南満洲鉄道株式会社(略称「満鉄」、1906~1945年)は、初代総裁・後藤新平のもと、鉄道のみならず新聞、ホテル事業、調査機関などへ事業を拡大した。表向きは鉄道経営の会社でありながら、実質的には日本の国家機関として政官軍の思惑に翻弄され続けた満鉄。その実態と「国策」の問題点を、歴史学者、加藤聖文氏の著書『満鉄全史』から2回にわたって紹介する。(JBpress)

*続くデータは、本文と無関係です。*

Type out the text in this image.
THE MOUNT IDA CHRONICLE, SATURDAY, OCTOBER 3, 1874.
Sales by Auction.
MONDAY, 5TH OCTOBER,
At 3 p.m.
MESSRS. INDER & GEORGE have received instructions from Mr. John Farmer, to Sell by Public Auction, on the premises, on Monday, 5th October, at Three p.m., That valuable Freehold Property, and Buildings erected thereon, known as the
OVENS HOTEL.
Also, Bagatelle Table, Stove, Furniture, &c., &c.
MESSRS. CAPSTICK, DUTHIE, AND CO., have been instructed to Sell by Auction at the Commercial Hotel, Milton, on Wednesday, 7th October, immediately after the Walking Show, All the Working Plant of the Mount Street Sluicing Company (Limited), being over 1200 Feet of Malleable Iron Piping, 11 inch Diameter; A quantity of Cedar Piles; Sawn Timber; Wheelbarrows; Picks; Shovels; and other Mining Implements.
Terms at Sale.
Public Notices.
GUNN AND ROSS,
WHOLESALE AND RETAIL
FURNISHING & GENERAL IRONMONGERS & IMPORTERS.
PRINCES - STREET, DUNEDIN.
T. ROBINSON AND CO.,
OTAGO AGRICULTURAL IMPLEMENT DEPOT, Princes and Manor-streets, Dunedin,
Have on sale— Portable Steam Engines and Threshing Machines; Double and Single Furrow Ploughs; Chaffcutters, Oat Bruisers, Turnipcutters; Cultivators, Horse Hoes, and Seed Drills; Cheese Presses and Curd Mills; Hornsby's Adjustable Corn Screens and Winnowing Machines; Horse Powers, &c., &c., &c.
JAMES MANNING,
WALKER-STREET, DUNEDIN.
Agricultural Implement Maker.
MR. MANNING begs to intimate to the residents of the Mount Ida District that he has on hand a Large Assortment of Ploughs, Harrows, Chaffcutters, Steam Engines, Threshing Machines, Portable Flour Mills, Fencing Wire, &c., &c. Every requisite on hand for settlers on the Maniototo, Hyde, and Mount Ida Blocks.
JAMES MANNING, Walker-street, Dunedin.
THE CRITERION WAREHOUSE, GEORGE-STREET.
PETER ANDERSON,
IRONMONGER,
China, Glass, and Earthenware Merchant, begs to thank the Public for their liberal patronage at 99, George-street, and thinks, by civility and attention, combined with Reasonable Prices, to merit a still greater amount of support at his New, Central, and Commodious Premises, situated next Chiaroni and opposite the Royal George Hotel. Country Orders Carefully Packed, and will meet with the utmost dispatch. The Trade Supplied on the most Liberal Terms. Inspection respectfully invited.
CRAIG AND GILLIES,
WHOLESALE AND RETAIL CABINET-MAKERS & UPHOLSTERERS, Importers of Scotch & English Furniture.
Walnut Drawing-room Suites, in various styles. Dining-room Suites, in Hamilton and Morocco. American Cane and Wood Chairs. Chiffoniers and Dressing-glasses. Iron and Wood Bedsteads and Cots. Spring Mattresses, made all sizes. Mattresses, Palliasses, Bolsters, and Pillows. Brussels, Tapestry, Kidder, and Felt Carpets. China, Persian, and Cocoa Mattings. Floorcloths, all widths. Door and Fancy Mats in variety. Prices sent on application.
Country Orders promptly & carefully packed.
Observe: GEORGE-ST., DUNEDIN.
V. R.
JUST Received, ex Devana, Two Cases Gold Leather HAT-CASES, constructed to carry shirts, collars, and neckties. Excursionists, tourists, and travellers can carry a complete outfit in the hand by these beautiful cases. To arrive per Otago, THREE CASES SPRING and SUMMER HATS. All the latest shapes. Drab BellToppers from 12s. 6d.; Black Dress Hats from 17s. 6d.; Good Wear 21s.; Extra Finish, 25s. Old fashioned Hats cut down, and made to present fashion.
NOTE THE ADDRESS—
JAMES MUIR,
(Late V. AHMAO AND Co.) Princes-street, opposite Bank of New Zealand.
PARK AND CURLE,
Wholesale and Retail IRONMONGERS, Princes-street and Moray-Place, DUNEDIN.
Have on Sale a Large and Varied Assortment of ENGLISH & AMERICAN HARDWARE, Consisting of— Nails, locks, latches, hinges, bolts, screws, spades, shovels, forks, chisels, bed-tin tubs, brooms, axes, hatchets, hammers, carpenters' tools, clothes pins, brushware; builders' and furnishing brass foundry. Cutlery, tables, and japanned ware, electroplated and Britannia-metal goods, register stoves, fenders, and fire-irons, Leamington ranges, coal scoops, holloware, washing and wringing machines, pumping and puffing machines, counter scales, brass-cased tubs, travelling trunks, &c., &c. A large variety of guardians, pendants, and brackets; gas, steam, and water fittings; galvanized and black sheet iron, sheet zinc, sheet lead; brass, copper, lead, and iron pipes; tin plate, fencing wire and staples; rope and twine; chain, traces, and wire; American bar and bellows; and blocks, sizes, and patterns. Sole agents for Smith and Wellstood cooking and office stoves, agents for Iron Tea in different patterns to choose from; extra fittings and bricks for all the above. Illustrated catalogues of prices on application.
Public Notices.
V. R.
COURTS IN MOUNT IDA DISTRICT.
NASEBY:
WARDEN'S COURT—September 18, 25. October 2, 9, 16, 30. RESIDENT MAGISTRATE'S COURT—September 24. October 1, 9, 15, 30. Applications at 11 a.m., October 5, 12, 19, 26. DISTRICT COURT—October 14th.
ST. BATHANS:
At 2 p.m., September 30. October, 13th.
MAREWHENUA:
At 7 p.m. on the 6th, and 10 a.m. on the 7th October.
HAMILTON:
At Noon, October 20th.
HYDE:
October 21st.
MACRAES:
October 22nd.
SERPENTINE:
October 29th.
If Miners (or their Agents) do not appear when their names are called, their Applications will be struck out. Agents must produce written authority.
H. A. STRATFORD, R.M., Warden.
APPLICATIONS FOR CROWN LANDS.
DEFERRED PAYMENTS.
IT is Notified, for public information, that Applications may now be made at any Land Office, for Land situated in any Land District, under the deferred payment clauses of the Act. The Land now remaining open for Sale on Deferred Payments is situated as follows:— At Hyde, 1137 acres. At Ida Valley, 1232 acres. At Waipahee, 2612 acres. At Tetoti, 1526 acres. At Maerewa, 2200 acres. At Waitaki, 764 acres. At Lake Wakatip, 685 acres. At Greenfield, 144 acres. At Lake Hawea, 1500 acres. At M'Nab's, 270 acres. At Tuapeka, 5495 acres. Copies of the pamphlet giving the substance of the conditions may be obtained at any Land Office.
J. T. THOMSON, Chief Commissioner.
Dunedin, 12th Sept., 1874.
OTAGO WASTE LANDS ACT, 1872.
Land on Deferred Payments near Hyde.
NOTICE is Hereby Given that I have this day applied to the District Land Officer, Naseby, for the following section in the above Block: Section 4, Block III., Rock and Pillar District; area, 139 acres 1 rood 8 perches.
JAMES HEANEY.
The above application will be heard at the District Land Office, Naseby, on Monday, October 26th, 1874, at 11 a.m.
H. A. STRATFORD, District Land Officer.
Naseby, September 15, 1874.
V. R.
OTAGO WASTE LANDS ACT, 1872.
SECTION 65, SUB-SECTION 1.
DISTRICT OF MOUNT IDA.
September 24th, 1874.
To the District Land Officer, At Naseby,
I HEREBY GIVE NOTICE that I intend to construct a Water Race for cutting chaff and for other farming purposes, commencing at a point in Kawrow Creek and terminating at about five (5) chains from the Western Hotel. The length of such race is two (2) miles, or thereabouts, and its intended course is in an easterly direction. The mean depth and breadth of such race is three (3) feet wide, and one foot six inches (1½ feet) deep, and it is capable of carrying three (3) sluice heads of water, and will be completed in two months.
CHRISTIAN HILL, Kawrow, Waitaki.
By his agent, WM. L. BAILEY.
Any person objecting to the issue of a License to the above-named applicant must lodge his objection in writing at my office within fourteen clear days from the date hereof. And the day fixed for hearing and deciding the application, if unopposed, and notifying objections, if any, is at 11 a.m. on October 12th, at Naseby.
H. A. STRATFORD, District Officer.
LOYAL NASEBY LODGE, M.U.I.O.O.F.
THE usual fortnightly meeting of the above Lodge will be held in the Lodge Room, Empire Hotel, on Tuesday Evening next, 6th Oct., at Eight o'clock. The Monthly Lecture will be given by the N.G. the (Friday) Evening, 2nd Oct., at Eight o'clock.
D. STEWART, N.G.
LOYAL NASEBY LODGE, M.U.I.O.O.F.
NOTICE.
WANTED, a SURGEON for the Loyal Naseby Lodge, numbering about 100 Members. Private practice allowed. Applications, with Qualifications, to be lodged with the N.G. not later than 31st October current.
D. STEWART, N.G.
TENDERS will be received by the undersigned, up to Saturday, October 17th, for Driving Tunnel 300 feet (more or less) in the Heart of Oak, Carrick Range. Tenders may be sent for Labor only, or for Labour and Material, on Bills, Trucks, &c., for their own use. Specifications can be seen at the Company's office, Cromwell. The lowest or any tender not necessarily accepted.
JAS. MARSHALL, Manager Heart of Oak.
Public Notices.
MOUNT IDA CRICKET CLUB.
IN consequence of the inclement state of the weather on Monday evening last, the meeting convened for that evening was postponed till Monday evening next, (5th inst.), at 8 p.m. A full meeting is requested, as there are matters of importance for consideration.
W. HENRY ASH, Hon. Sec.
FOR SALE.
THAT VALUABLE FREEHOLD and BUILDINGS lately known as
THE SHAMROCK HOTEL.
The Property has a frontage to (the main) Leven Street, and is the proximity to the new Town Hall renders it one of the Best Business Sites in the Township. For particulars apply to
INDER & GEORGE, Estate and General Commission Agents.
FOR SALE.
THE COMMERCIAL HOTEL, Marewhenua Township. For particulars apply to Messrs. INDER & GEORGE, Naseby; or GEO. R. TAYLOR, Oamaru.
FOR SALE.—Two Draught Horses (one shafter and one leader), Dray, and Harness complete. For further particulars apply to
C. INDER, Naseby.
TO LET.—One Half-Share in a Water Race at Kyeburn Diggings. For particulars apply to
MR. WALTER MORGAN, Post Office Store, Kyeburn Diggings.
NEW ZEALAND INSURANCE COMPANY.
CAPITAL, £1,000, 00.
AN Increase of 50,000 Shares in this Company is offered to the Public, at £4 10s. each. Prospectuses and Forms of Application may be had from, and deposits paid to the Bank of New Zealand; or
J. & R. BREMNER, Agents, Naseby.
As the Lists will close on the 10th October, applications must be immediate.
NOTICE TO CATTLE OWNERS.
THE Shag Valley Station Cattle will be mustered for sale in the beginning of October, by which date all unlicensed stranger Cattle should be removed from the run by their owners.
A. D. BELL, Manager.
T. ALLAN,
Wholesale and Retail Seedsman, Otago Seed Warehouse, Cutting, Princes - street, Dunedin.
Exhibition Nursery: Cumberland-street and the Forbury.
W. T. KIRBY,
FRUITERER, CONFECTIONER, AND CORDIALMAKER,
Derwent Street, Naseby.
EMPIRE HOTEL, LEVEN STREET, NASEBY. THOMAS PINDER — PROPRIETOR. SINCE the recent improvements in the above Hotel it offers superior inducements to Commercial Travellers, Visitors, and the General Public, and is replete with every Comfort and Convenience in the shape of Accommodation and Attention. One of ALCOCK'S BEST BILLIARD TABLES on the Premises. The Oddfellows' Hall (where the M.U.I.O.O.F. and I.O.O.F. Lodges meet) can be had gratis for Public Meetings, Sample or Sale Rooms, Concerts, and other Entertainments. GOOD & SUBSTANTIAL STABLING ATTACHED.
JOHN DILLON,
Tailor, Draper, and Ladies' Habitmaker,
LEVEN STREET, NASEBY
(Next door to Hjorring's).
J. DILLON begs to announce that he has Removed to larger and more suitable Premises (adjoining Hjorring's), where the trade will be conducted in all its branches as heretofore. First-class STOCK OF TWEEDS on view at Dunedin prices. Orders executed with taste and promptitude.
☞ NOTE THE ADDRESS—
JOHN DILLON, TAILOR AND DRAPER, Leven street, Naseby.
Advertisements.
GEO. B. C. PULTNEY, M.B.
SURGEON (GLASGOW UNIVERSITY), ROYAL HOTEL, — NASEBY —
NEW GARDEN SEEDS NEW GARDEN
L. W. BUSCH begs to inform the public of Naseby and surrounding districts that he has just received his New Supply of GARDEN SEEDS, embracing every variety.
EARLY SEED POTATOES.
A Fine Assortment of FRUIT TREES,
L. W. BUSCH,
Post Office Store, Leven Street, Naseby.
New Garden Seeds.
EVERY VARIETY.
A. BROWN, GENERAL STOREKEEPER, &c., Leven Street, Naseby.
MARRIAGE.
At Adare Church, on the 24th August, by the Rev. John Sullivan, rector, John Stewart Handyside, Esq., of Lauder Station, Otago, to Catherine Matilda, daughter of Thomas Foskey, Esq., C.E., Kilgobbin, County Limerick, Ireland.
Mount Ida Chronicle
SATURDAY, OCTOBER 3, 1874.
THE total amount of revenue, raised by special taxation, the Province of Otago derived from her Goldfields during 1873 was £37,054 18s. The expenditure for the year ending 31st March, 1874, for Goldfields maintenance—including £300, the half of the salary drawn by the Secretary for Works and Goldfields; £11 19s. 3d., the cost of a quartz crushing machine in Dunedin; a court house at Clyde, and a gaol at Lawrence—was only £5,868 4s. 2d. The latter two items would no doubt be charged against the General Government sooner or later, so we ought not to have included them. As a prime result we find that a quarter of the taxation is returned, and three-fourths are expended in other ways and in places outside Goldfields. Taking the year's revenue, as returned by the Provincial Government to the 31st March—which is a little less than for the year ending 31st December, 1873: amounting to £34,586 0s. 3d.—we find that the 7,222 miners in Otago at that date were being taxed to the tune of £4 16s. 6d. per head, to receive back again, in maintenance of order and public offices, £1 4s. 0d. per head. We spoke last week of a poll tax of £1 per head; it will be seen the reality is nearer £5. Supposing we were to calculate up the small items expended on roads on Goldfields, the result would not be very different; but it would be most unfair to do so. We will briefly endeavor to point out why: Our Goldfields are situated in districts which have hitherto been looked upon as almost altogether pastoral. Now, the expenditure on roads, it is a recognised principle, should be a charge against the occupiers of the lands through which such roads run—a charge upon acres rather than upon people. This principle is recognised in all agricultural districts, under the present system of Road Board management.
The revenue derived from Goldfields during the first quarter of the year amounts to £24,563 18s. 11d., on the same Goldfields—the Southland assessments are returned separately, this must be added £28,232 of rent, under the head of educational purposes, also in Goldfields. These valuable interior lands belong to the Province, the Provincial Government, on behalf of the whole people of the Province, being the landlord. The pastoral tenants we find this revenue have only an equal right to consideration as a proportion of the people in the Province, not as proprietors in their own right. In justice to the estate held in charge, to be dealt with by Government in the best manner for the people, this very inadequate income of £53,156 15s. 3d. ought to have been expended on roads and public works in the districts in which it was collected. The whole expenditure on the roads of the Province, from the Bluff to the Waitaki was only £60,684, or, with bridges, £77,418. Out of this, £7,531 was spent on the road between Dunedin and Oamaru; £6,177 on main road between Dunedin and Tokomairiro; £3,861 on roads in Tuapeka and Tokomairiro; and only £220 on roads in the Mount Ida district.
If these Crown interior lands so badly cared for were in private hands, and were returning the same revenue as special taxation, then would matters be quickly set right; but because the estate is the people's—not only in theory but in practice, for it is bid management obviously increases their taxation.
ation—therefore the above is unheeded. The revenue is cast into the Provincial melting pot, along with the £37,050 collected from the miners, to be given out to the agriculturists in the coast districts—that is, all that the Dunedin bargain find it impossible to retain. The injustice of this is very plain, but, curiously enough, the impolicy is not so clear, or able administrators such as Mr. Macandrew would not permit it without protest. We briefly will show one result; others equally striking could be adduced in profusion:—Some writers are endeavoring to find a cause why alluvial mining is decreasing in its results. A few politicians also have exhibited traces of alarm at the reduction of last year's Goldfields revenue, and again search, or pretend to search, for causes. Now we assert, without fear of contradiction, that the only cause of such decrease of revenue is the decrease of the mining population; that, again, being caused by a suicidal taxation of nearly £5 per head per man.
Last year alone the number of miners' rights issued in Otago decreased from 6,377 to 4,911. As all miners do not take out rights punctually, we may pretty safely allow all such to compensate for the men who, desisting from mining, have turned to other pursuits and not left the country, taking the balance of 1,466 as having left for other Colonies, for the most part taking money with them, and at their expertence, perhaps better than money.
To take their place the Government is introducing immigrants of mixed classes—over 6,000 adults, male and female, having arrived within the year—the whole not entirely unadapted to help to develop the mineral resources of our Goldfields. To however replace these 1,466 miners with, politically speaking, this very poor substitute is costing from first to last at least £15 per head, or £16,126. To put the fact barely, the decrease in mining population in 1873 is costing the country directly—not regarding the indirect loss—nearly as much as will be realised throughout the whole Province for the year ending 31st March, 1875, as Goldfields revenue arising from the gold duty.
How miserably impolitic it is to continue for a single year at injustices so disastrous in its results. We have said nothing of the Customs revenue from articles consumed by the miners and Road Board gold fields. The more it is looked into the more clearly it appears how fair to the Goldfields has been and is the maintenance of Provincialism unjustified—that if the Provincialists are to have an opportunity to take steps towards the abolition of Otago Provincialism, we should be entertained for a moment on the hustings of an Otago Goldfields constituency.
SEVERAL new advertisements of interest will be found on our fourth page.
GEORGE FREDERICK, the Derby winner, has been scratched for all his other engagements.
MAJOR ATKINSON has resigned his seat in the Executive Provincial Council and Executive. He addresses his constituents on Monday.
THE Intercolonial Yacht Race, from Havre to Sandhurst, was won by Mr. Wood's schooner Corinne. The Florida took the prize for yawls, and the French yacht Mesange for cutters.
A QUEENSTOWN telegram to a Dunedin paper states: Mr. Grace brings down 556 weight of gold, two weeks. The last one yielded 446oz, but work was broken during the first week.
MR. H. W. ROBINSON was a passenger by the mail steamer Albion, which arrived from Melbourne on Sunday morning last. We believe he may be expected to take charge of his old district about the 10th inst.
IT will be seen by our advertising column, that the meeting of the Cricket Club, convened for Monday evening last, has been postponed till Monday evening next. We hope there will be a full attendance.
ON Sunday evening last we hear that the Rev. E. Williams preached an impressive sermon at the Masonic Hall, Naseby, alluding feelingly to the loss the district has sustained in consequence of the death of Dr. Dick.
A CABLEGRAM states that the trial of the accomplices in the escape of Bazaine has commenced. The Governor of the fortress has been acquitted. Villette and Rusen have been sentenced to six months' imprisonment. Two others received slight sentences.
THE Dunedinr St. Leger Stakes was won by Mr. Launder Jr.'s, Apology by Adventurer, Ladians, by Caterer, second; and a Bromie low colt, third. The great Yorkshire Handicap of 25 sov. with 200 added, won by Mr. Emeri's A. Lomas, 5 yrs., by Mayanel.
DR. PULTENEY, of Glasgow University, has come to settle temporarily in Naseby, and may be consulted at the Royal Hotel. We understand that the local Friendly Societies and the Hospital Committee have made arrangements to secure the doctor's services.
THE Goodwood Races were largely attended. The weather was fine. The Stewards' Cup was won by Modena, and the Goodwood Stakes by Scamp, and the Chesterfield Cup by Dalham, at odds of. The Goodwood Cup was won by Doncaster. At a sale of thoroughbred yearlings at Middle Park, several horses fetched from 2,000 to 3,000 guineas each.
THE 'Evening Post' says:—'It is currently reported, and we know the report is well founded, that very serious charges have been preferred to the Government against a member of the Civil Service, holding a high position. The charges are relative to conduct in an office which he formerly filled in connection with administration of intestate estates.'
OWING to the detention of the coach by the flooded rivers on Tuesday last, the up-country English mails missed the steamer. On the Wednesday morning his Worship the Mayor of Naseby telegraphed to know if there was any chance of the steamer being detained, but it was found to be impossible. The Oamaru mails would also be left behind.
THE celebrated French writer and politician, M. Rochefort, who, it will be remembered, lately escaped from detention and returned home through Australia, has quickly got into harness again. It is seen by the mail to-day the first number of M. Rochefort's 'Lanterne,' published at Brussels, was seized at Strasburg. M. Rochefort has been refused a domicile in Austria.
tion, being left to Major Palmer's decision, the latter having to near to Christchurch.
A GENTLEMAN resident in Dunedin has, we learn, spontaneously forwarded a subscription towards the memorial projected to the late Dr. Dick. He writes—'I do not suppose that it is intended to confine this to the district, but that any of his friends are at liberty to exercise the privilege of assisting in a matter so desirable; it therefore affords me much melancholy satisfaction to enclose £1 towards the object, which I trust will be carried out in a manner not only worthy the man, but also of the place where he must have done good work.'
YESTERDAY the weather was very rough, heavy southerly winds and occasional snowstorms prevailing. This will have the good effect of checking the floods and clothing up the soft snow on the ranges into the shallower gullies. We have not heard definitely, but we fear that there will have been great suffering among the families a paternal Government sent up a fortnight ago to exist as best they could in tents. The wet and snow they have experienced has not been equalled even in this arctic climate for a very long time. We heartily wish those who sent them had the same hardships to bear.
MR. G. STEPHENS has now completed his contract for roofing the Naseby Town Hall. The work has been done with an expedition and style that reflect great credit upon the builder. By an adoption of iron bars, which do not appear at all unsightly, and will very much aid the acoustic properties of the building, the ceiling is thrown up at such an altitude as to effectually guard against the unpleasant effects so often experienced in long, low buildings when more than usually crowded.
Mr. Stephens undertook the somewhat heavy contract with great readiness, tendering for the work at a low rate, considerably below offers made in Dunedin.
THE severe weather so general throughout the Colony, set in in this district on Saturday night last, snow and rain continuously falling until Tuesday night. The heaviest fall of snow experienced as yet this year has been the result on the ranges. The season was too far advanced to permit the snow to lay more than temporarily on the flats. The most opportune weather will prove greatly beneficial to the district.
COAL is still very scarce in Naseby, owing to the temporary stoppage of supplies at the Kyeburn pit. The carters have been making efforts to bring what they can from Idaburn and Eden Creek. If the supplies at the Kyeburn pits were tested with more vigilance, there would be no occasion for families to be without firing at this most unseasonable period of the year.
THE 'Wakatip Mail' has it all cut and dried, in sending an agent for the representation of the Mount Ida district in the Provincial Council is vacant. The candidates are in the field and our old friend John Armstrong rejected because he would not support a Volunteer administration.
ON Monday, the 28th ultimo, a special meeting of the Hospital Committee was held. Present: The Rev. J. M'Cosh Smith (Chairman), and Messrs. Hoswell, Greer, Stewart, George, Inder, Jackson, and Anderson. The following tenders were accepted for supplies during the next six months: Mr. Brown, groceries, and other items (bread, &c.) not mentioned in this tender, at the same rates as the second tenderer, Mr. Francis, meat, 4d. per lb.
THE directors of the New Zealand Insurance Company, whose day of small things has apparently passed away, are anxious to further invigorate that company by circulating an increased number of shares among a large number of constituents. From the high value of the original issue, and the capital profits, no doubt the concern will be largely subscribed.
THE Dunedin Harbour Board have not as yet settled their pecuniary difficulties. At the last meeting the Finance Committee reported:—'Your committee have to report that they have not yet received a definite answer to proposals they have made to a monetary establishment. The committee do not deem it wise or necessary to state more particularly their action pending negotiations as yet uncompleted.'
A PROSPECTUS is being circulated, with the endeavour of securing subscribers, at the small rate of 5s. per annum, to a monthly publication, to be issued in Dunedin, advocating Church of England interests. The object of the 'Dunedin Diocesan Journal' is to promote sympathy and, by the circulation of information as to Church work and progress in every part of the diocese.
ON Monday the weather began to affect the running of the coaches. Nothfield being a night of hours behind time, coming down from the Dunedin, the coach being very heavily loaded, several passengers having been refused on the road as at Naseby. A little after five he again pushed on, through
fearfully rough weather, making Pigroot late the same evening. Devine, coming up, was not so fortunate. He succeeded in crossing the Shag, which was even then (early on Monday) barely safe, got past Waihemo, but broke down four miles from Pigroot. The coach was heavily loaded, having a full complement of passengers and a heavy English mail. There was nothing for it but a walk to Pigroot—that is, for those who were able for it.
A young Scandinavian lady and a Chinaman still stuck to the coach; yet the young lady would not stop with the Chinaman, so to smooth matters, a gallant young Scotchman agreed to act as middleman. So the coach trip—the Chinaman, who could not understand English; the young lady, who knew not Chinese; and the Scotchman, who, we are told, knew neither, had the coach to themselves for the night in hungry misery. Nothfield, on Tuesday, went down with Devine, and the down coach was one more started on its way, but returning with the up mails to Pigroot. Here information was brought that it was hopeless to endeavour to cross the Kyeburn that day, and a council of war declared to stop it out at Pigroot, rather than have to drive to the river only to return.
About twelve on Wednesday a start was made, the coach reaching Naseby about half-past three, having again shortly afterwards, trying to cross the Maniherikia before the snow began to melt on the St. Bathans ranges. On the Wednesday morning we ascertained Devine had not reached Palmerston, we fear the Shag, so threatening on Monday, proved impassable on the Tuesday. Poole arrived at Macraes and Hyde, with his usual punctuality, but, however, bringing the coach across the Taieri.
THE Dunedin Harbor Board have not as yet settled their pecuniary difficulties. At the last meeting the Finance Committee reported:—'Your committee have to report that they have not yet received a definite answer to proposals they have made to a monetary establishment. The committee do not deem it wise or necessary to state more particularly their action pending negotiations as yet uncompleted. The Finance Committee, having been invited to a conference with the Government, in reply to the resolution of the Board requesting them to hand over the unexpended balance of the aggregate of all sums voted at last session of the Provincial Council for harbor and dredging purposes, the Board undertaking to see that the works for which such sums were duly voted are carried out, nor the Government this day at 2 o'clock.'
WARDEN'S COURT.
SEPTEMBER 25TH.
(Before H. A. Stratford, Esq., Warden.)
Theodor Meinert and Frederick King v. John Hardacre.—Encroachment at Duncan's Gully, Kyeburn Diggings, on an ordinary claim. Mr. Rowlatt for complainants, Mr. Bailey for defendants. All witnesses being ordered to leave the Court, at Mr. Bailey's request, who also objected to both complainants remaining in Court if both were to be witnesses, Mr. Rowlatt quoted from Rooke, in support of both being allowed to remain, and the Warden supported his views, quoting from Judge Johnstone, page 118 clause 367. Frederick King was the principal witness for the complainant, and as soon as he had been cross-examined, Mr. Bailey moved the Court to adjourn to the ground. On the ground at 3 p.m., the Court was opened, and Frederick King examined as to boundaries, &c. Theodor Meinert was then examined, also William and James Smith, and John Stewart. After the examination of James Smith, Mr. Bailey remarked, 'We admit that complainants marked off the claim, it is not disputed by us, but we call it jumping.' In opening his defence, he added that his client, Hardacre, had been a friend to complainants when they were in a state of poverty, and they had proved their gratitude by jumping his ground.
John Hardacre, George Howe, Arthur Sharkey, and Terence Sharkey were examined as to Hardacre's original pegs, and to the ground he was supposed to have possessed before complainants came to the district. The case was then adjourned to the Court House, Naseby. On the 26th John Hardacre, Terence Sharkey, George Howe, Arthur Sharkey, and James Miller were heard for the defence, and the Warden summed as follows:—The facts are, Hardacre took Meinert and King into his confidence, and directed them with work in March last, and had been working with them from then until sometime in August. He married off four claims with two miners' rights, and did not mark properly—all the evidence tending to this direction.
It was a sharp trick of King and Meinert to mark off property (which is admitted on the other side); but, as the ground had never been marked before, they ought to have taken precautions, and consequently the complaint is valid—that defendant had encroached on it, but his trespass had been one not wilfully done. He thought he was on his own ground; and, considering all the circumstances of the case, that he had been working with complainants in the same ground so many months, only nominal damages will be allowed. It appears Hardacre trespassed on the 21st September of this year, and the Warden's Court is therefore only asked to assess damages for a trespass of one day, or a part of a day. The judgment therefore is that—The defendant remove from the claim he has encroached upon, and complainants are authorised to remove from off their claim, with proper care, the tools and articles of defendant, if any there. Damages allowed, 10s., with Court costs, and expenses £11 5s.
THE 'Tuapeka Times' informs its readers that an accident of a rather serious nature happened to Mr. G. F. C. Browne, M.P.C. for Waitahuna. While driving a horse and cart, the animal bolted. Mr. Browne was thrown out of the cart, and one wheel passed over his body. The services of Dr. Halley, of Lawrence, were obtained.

(※)本稿は『満鉄全史 「国策会社」の全貌』(加藤聖文著、講談社)の一部を抜粋・再編集したものです。
国策会社「満鉄」が抱えた矛盾
大日本帝国は明治以来、あたかも一貫した「国策」によって満洲支配を遂行したかのように受け止められているが、実際は、陸軍・関東軍・外務省・関東都督府(関東庁)・政党・満鉄などの諸政治勢力、後藤新平(ごとうしんぺい)・原敬(はらたかし)・松岡洋右(まつおかようすけ)・山本条太郎(やまもとじょうたろう)・石原莞爾(いしわらかんじ)ら満洲や満鉄に深く関わった人物それぞれにおいて「国策」のイメージも受け止め方もバラバラであり、満洲支配は何ら統一された意思も構想も実行もないまま、さまざまな矛盾を抱えながら進められ、そして破綻していった。
こうした不統一さを背景として、満洲支配の牽引車としての使命を担った国策会社満鉄とそれを利用しようとする諸政治勢力との関係は、その時々の政治情勢の影響を受けながら対立と協調と支配を繰り返すことになった。
国策性を否定された戦後の影響も多分にあろうが、満鉄というとどうしても企業のイメージが強く、満鉄史=経営史と捉えられるか、満鉄の代名詞にもなっている調査部の歴史をもって満鉄の歴史とされがちである。
しかし、満鉄の本質は政治性にあると私は考えている。近代日本にとって、満洲は他の地域よりもはるかに重要な政治性を持っていたことと比例して、満鉄は他の国策会社よりもはるかに強い国策性を持っていた。目に見える数字であらわすことのできる経済では決して推し量れない人間の欲望を糧とする政治の影響力を無視しては、満鉄を語ることはできない。